Finalmente la conosciamo sicura, determinata e con una gran voglia di rivalsa. Ha cambiato città, ha ritrovato suo padre, si è curata e nel frattempo ha finito l’università, tutto senza il bisogno dell’amore di un uomo, Angelo. Una volta finiti gli studi, Aura decide che è ora di conquistarsi l’indipendenza e si trova un lavoro a Valencia, una delle città spagnole con più tradizione, legata alle corride. Lavora presso un Hotel, un lavoro modesto con turni pesanti, ma è felice, ha la sua libertà e lentamente fa le prime amicizie. Avrà modo di vedere uno spettacolo in arena ma Aura non rimarrà affascinata da quest’arte e tanto meno dai suoi protagonisti. Certo l’inizio è molto scenico, bello, emozionante ma nulla può contro l’amarezza del finale, ma il torero vince sempre? La grazia, le movenze calcolate, la sfida che intraprende col Toro, la certezza che solo uno dei due rimarrà in piedi, pura adrenalina e attesa.
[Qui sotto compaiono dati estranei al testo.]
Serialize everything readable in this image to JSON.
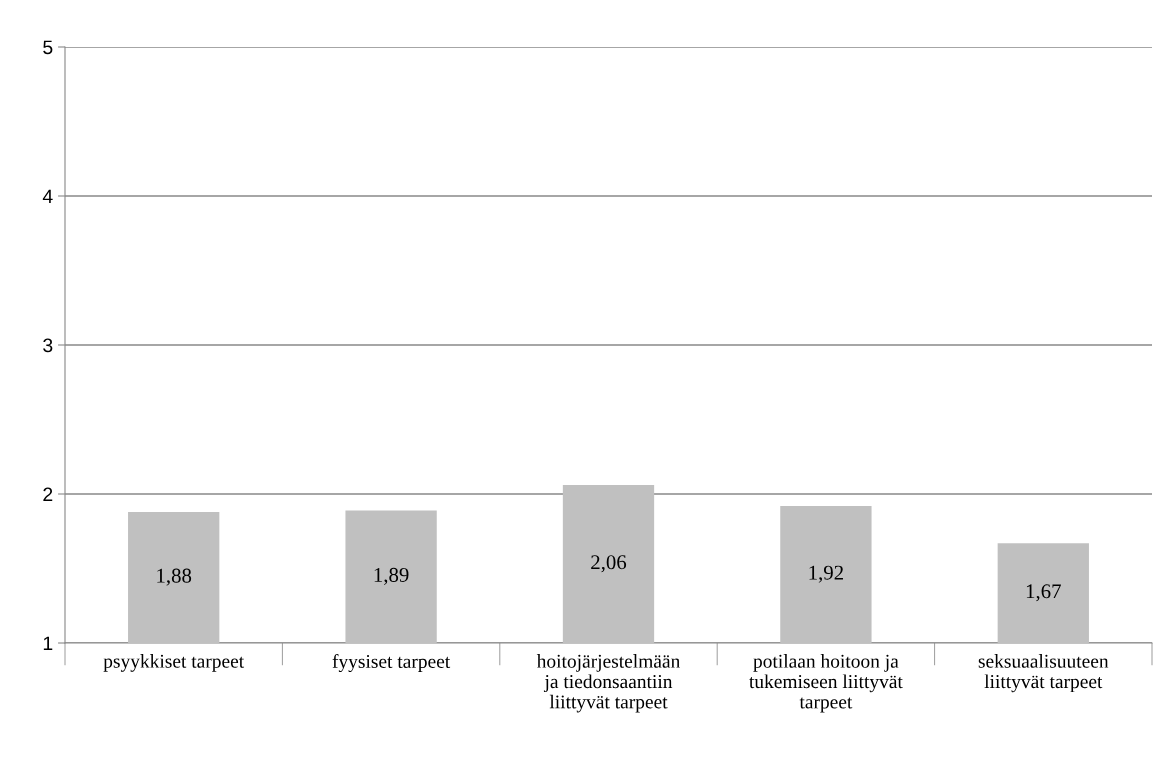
{
  "chart_data": {
    "type": "bar",
    "categories": [
      "psyykkiset tarpeet",
      "fyysiset tarpeet",
      "hoitojärjestelmään ja tiedonsaantiin liittyvät tarpeet",
      "potilaan hoitoon ja tukemiseen liittyvät tarpeet",
      "seksuaalisuuteen liittyvät tarpeet"
    ],
    "values": [
      1.88,
      1.89,
      2.06,
      1.92,
      1.67
    ],
    "value_labels": [
      "1,88",
      "1,89",
      "2,06",
      "1,92",
      "1,67"
    ],
    "color": "#c0c0c0",
    "ylim": [
      1,
      5
    ],
    "yticks": [
      1,
      2,
      3,
      4,
      5
    ],
    "grid": "y"
  }
}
Proprio il destino le farà incontrare Ricardo de la Vega, uno dei Matator più famosi di Valencia, ma chi è veramente? E’ una persona spietata e con gusti sadici? Aura farà fatica a dargli fiducia e a conoscere la vera persona che si trova dietro la facciata del personaggio, non può negare di trovarlo interessante, ma ha troppe similitudini con Angelo e lei non vuole ricadere nel passato, non vuole un uomo che la usa, sarà questo che vuole Ricardo da lei? Eppure è contradditorio perché è altruista, spontaneo, divertente e ha una parlata tra l’italiano e lo spagnolo a dir poco spassosa che dona brio a tutta la lettura, ma è pur sempre un uomo, passionale e focoso.
Ricardo talvolta può sembrare un po’ rude, sfacciato, sempre pronto a scherzare, ma in verità è un uomo estremamente romantico e un po’ all’antica in fondo … crede nei valori e nei sentimenti profondi di una volta e ha tanti buoni principi.
Nonostante i cambiamenti avvenuti in Aura, lei rimane sempre gelosa, impulsiva e convinta che è tutto nero o bianco, non esistono dubbi o confusione, soprattutto in amore. La vita non è mai facile ed è ora per la protagonista di crescere e capire che non sempre si può avere il cuore sotto controllo, le emozioni fuggono alla logica e gli istinti assumono il comando. Il passato tornerà a tormentarla ed è il momento di capire cosa vuole veramente, mettendo sulla bilancia la sua nuova vita a Valencia e il passato a Roma, ci sarà spazio per i chiarimenti e il perdono? Forse non è tutto bianco o nero, ci sono le sfumature e soprattutto la felicità, oltre l’amore per cui vale la pena combattere, chi sceglierà tra Ricardo e Angelo?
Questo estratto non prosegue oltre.